Dan Goodman's prediction and politics journal.

Tuesday, October 28, 2003

Tuesday October 28, 2003. I didn't get "The Caterpillar on the Leaf" finished in time to include it in my First Draft zine. I included what I had -- along with critiques and mailing comments -- and got the zine printed out. [First Draft is a by-mail writing group in apa format.]

I wrote the following for my own use. However, I decided that other people might find it useful and might have useful comments on it.

Concentrate on what interests me, and what I think is important. Which, to a large extent, means the marketplace of behavior and symbolic interaction.

And certain kinds of change.

Give description as the viewpoint character would see it. This character may be an authorial persona, rather than a character in the story.

Use synesthesia -- not as a goshwow exoticism, but as something ordinary for the viewpoint character.

These are the kinds of description I know about, so far:

Sensory description: How things look, sound, feel, smell, taste, etc. Flaubert advised using at least three senses in each paragraph; this is probably unworkable for short paragraphs.

Different senses are important to different people. For much discussion of this, google on "learning styles." (Note: There are people who have very little sensory memory.)

Process description: This is how it works, this is what it does.

Note that "How it works" means at least two very different things. 1) When you push button A, you will see a mango on the screen. 2) It operates according to the theory of holistic mangoism, whose basic theorems are.... I would count only the first as process description.

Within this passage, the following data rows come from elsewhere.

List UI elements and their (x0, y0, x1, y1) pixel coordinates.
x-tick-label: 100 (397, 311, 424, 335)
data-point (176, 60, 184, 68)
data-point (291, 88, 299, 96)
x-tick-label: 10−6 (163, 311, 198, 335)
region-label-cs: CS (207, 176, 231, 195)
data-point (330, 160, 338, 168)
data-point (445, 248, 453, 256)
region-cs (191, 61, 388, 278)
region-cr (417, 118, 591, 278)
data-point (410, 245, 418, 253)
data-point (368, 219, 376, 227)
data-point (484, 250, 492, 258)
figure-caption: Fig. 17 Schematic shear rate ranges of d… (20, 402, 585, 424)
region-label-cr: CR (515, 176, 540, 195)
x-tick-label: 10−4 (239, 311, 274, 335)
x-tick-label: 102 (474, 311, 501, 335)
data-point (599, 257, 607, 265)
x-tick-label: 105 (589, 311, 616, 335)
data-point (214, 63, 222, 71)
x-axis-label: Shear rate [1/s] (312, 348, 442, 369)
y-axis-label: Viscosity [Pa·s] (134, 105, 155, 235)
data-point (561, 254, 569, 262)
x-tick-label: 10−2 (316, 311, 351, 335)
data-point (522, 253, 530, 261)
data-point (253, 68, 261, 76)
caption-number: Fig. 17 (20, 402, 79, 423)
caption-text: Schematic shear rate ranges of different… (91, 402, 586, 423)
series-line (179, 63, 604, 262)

Pattern description: This is the pattern the viewpoint character sees. Most humans have a part of the brain which specializes in recognizing faces. (I've read that some auto buffs use this area for recognizing cars.) Other kinds of pattern recognition, which aren't hardwired, vary wildly. Some people literally see mathematical processes, for example.

This is not abstract understanding of patterns; this is _seeing_ the patterns. (Or feeling, hearing, etc.)

Abstract description: Some amateur erotic fiction describes people's bodies in terms of measurements, more than describing how those bodies look and feel. Some people think that way; to them, the abstract is more real than the sensory.